Unsupervised Candidate Answer Extraction through Differentiable Masker-Reconstructor Model
This addresses the need for more generalizable and data-efficient answer extraction in question generation systems, though it is incremental as it builds on existing unsupervised approaches.
The paper tackles the problem of candidate answer extraction for question generation by proposing an unsupervised Differentiable Masker-Reconstructor (DMR) model that leverages context structure and self-consistency, achieving performance superior to other unsupervised methods and comparable to supervised ones.

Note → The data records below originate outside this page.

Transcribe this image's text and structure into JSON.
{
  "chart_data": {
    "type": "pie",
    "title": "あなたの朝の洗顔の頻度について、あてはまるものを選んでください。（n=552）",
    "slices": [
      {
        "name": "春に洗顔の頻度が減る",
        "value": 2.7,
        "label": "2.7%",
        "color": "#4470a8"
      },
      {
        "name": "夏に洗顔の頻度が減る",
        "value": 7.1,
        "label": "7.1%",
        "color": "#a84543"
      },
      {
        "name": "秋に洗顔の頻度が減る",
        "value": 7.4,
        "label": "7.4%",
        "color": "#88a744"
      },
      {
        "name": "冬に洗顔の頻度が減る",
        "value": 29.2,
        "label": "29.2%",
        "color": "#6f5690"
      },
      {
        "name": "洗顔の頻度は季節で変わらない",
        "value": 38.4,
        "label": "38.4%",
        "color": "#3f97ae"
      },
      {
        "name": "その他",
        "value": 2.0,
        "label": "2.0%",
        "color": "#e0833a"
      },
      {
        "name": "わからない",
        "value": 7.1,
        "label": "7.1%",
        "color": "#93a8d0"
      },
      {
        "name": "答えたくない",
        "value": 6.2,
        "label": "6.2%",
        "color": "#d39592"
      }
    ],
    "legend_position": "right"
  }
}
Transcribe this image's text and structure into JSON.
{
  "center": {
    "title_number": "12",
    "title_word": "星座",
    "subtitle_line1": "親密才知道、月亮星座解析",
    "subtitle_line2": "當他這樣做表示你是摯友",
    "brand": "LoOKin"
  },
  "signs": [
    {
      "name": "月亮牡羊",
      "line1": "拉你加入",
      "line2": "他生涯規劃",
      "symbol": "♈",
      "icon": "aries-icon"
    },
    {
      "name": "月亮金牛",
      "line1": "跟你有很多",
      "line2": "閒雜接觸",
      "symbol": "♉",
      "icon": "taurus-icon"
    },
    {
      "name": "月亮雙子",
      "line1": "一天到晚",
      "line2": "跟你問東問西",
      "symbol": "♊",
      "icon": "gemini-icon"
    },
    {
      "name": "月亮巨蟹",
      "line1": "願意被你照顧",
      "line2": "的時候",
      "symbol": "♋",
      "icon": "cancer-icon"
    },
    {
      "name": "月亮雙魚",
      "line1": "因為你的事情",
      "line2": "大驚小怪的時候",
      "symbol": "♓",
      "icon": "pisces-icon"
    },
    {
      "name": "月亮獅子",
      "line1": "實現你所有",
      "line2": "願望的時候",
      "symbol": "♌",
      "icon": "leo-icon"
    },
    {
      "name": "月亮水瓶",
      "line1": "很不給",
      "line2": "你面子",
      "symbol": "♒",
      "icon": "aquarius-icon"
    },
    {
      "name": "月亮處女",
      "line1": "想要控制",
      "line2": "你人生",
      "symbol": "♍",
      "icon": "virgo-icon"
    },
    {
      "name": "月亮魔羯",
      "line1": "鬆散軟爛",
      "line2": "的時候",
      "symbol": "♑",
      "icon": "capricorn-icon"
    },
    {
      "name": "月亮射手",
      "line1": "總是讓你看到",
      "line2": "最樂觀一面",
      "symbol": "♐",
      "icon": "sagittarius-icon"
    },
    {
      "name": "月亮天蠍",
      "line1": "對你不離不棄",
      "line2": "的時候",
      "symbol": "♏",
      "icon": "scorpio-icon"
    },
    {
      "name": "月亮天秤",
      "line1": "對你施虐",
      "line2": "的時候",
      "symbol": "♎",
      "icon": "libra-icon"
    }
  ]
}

Question generation is a widely used data augmentation approach with extensive applications, and extracting qualified candidate answers from context passages is a critical step for most question generation systems. However, existing methods for candidate answer extraction are reliant on linguistic rules or annotated data that face the partial annotation issue and challenges in generalization. To overcome these limitations, we propose a novel unsupervised candidate answer extraction approach that leverages the inherent structure of context passages through a Differentiable Masker-Reconstructor (DMR) Model with the enforcement of self-consistency for picking up salient information tokens. We curated two datasets with exhaustively-annotated answers and benchmark a comprehensive set of supervised and unsupervised candidate answer extraction methods. We demonstrate the effectiveness of the DMR model by showing its performance is superior among unsupervised methods and comparable to supervised methods.